The other source of error, thought to arise from non-linear dynamic effects, is not well understood. There are error effects which occur when material is weighed in motion, whether they are due to the non-linear dynamic effects or whether they are due to the material movement relative to the belt effect.
Another significant source of belt weighing error, that is known in the art, arises from the interactions between a weigh frame and a tensioned conveyor belt, via which the conveyed material must be weighed. It can be demonstrated that the precision of measurement of the weight per unit length of the conveyed material over the weigh frame is influenced by belt tension and idler (i.e. roller) misalignment. Ideally, if a conveyor belt was perfectly aligned and included a completely suspended weigh frame of ultimate rigidity, such that it was perfectly aligned at all times, then belt tension, a force in the belt which is perpendicular to the weight which is to be measured, would not have any influence on the weight measurement. However, ideal conditions do not normally exist and belt tension is a significant source of error in measurement of weight.

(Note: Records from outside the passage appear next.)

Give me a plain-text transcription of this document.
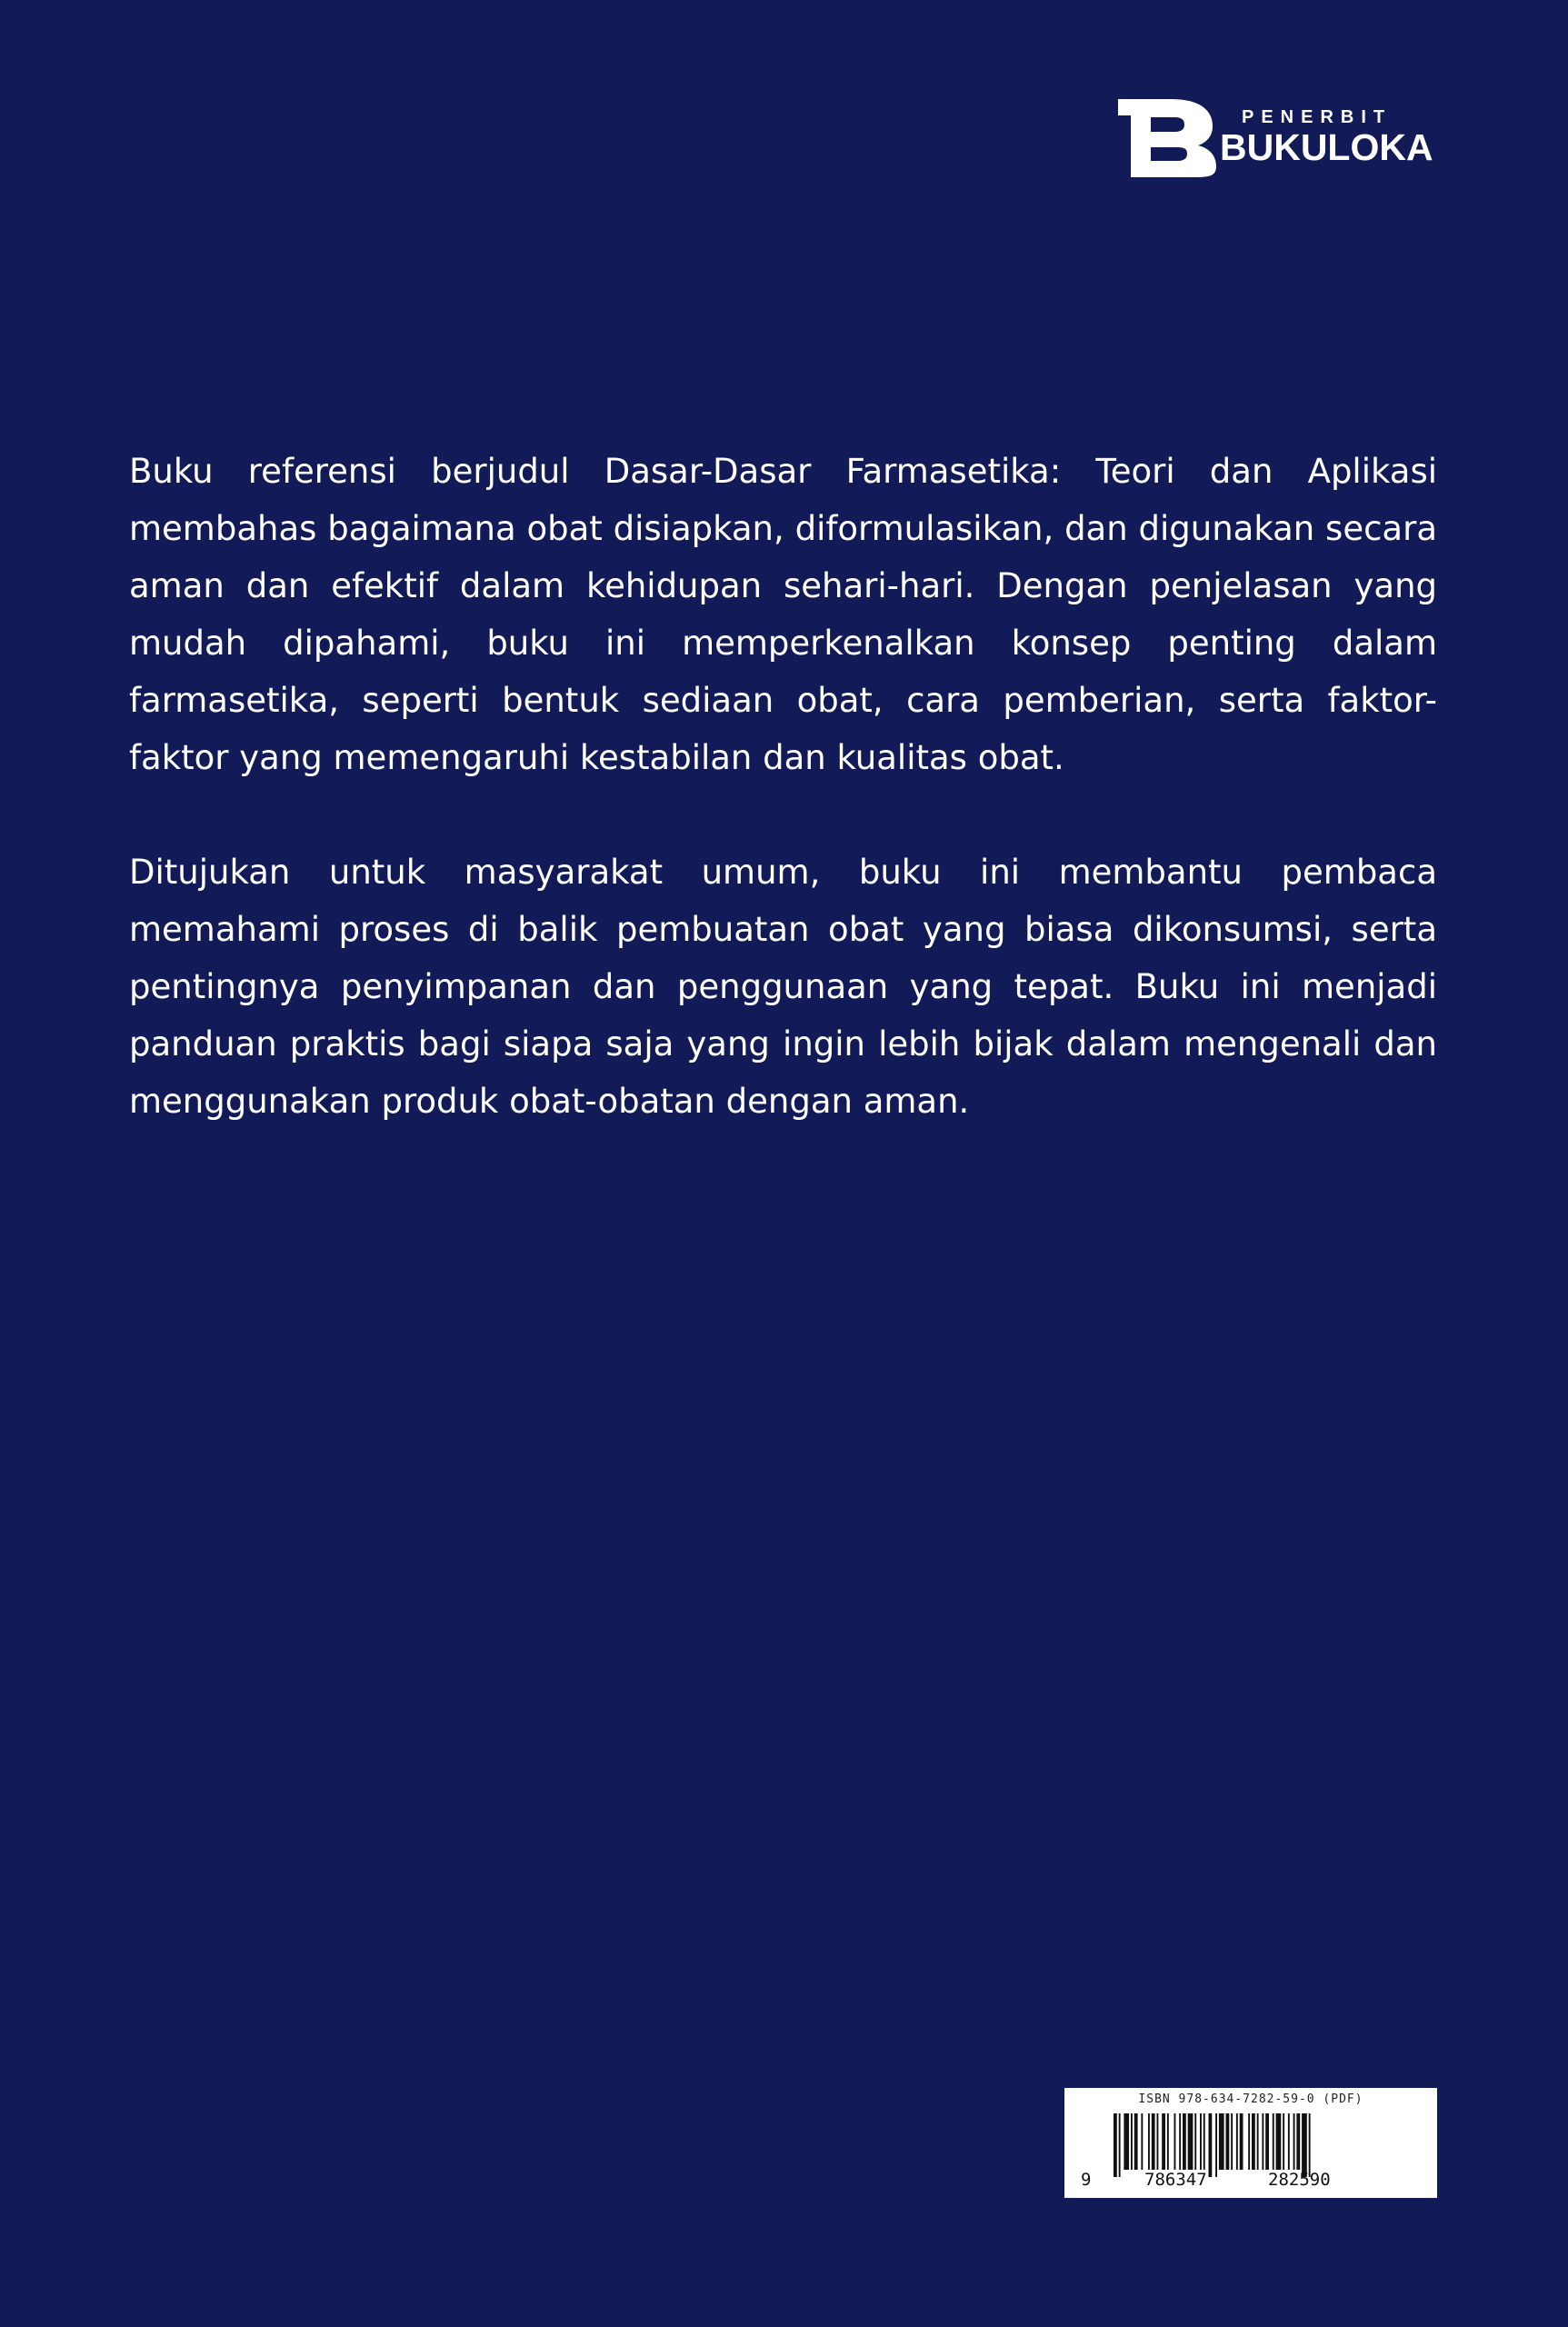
PENERBIT
BUKULOKA

Buku referensi berjudul Dasar-Dasar Farmasetika: Teori dan Aplikasi membahas bagaimana obat disiapkan, diformulasikan, dan digunakan secara aman dan efektif dalam kehidupan sehari-hari. Dengan penjelasan yang mudah dipahami, buku ini memperkenalkan konsep penting dalam farmasetika, seperti bentuk sediaan obat, cara pemberian, serta faktor-faktor yang memengaruhi kestabilan dan kualitas obat.

Ditujukan untuk masyarakat umum, buku ini membantu pembaca memahami proses di balik pembuatan obat yang biasa dikonsumsi, serta pentingnya penyimpanan dan penggunaan yang tepat. Buku ini menjadi panduan praktis bagi siapa saja yang ingin lebih bijak dalam mengenali dan menggunakan produk obat-obatan dengan aman.

ISBN 978-634-7282-59-0 (PDF)
9	786347	282590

Referring to FIG. 1, there is illustrated a known conventional fully suspended weigh frame 110 forming part of a belt weighing system 100. Belt weighing system 100 includes idlers 120 spaced apart to support belt 130. Idlers 140 are part of fully suspended weigh frame 110. Conveyed material being transported along belt 130 imparts its weight via belt 130 and idlers 140 and can be measured by weigh frame 110. A fully suspended weigh frame has the property that if an idler mounted on the weigh frame were to jamb, then the resulting frictional force in line with the belt would have practically no effect on the output weight signal. Also, the normal idler rolling friction, nominally 2 to 3% of the load on the conveyor belt, is not reflected in the output weight signal from the weigh frame. In a fully suspended weigh frame, weight applied at any location on the weigh frame will produce the same output weight signal. Such designs are only sensitive to loads perpendicular to the conveyor belt.
Referring to FIG. 2, there is illustrated a known conventional dual pivoted “approach-retreat” type weigh frame forming part of a belt weighing system 200. Weigh frames 210a, 210b are pivoted at pivot points 215a and 215b, respectively. Idlers 220 support conveyor belt 230 and idlers 240 form part of the weigh frame. In pivoted weigh frame designs there is a component of idler friction in the output weight signal due to a turning moment about the pivot points. Weight applied to the weigh frame produces a variable output weight signal depending on the distance from a pivot point.
There is a need for a belt weighing system which addresses or at least ameliorates one or more problems inherent in the prior art.
The reference in this specification to any prior publication (or information derived from the prior publication), or to any matter which is known, is not, and should not be taken as an acknowledgment or admission or any form of suggestion that the prior publication (or information derived from the prior publication) or known matter forms part of the common general knowledge in the field of endeavour to which this specification relates.